Inhibition of intervertebral disc disease progression via the circPKNOX1-miR-370-3p-KIAA0355 axis.

The molecular mechanism underlying the development of intervertebral disc disease (IVDD) is not completely understood. Circular RNAs (circRNAs) play a significant role in the occurrence and development of various diseases, and studies have shown that circPKNOX1 is involved in the compensatory response of extracellular matrix synthesis and secretion of the nucleus pulposus (NP) cells. However, the mechanism through which circRNAs regulate IVDD progression remains unclear; therefore, in this study, we explored the significance of circPKNOX1 in IVDD. The expression of circRNAs in NP cells of normal and degenerative patients was detected using microarray analysis, and the role of circPKNOX1 in IVDD was confirmed using RT-qPCR. The interaction networks of circRNAs, miRNAs, and miRNA target genes were detected using bioinformatics analysis, RNA fluorescence in situ hybridization, and immunofluorescence analysis. We found that the expression of circPKNOX1 decreased in IVDD cells. The expression of circPKNOX1 in NP cells, observed using RT-qPCR and western blotting, was consistent with that observed using array screening.

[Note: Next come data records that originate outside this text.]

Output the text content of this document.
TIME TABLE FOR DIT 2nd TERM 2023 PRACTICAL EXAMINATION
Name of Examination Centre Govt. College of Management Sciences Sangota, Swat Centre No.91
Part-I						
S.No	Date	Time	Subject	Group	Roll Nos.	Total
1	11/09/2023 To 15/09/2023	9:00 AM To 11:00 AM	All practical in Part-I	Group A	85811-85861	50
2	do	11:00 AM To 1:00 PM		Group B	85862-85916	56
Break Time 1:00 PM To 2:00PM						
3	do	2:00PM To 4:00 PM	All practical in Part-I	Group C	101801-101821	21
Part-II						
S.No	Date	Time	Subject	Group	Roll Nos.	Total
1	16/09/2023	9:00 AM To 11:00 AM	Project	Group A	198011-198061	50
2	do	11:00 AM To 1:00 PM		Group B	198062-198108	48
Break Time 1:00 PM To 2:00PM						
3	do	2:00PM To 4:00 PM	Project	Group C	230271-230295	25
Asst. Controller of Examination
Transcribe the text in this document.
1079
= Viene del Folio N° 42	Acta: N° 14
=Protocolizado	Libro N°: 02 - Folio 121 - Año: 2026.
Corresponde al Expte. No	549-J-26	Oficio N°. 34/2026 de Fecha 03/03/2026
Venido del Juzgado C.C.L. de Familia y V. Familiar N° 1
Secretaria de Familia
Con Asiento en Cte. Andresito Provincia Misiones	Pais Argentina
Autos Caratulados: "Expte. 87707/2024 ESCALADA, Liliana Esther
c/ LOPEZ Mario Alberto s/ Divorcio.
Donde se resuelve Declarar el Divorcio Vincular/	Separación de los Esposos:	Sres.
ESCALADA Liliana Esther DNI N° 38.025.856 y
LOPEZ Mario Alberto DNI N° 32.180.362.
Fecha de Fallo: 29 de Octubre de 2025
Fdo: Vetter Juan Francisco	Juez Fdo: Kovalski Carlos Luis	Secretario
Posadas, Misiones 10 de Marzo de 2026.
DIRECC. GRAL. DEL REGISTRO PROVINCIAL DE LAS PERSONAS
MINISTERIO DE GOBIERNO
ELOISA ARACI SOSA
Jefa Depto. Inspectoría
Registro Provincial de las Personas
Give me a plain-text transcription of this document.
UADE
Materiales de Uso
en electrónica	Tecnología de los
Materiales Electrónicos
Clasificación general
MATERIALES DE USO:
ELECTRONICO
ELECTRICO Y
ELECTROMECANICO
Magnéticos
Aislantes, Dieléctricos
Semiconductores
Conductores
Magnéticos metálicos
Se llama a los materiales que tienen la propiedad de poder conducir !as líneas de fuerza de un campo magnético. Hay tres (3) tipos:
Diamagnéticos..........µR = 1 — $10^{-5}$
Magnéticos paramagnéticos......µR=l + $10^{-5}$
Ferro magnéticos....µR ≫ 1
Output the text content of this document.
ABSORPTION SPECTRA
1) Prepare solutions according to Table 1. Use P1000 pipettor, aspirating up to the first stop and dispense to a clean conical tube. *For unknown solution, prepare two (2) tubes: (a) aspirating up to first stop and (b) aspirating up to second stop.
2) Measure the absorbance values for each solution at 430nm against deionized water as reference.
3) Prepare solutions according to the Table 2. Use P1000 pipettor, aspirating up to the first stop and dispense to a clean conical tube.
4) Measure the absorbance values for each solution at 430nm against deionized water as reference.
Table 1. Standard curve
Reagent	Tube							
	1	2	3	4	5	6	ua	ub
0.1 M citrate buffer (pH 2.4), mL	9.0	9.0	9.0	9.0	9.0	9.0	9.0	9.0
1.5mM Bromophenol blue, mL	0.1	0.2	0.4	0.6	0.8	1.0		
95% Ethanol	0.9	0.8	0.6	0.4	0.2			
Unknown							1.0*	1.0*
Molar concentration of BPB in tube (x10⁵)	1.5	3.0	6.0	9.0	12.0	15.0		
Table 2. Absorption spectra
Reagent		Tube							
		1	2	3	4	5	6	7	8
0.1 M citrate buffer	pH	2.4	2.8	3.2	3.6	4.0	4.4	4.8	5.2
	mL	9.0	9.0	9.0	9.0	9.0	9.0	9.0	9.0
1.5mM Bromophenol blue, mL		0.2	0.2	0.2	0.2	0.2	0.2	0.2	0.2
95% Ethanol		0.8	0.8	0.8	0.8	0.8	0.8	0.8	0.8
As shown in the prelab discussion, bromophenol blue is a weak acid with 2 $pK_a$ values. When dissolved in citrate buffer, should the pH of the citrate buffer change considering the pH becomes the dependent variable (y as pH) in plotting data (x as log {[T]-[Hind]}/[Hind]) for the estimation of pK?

Overexpression of circPKNOX1 increased the expression of collagen II, aggrecan, and SOX9 and decreased that of ADAMTS4, ADAMTS-5, MMP3, and MMP13. We further demonstrated that circPKNOX1 played the role of a sponge by competitively binding miR-370-3p to reverse the inhibition of KIAA0355 expression. Our findings indicated that circPKNOX1 affected the progression of IVDD by regulating the expression of KIAA0355 via miR-370-3p. Therefore, circPKNOX1-based therapy may serve as an effective IVDD treatment strategy.